История этой вселенной сквозила ненавистью и безжалостностью к иному и чужому. И страх быть раскрытым, что тело ребёнка заняла иная сущность, боролся со страхом быть признанным психически неполноценным и отправленным в места похуже, чем спартанская, но уютная комнатка дядюшки.
Дядя встрепенулся, будто отбрасывая с себя сонм тяжёлых мыслей, кивнул сам себе и вышел, оставив меня наедине с собой. Мерцающий свет плафона усугублял чувства пустоты и неопределённости.

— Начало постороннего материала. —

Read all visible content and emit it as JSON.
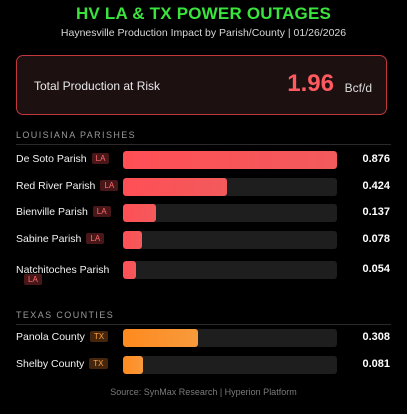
{
  "title": "HV LA & TX POWER OUTAGES",
  "subtitle": "Haynesville Production Impact by Parish/County | 01/26/2026",
  "total": {
    "label": "Total Production at Risk",
    "value": "1.96",
    "unit": "Bcf/d"
  },
  "colors": {
    "title": "#39e43c",
    "louisiana": "#ff4f55",
    "texas": "#ff8a1e",
    "track": "#1e1e1e"
  },
  "chart_data": {
    "type": "bar",
    "orientation": "horizontal",
    "xlim": [
      0,
      0.876
    ],
    "groups": [
      {
        "name": "LOUISIANA PARISHES",
        "badge": "LA",
        "categories": [
          "De Soto Parish",
          "Red River Parish",
          "Bienville Parish",
          "Sabine Parish",
          "Natchitoches Parish"
        ],
        "values": [
          0.876,
          0.424,
          0.137,
          0.078,
          0.054
        ],
        "labels": [
          "0.876",
          "0.424",
          "0.137",
          "0.078",
          "0.054"
        ]
      },
      {
        "name": "TEXAS COUNTIES",
        "badge": "TX",
        "categories": [
          "Panola County",
          "Shelby County"
        ],
        "values": [
          0.308,
          0.081
        ],
        "labels": [
          "0.308",
          "0.081"
        ]
      }
    ]
  },
  "footer": "Source: SynMax Research | Hyperion Platform"
}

Я приподнялся на кровати, облокотившись на спинку, и мерно задышал. Нужно успокоить тело и разум. Спустя пяток минут дыхательной гимнастики головная боль слегка отпустила, и я начал обдумывать своё положение.
С высокой долей вероятности я всё же провалился в эту ужасную вселенную. Время действия неизвестно, место тоже. Однако по обрывкам из видений складывается впечатление, что это место как-то связано с шестерёнками. Их тут намного больше, но нет символов культа, натыканных куда можно и куда нет. Да я вообще могу быть на пустотной барже или станции. Нужно дождаться здоровяка, дядю этого тела. Нужно больше достоверной информации об этом мире. А пока что дышим и стараемся не думать о том, что может произойти. Думать в этой вселенной порой очень вредно.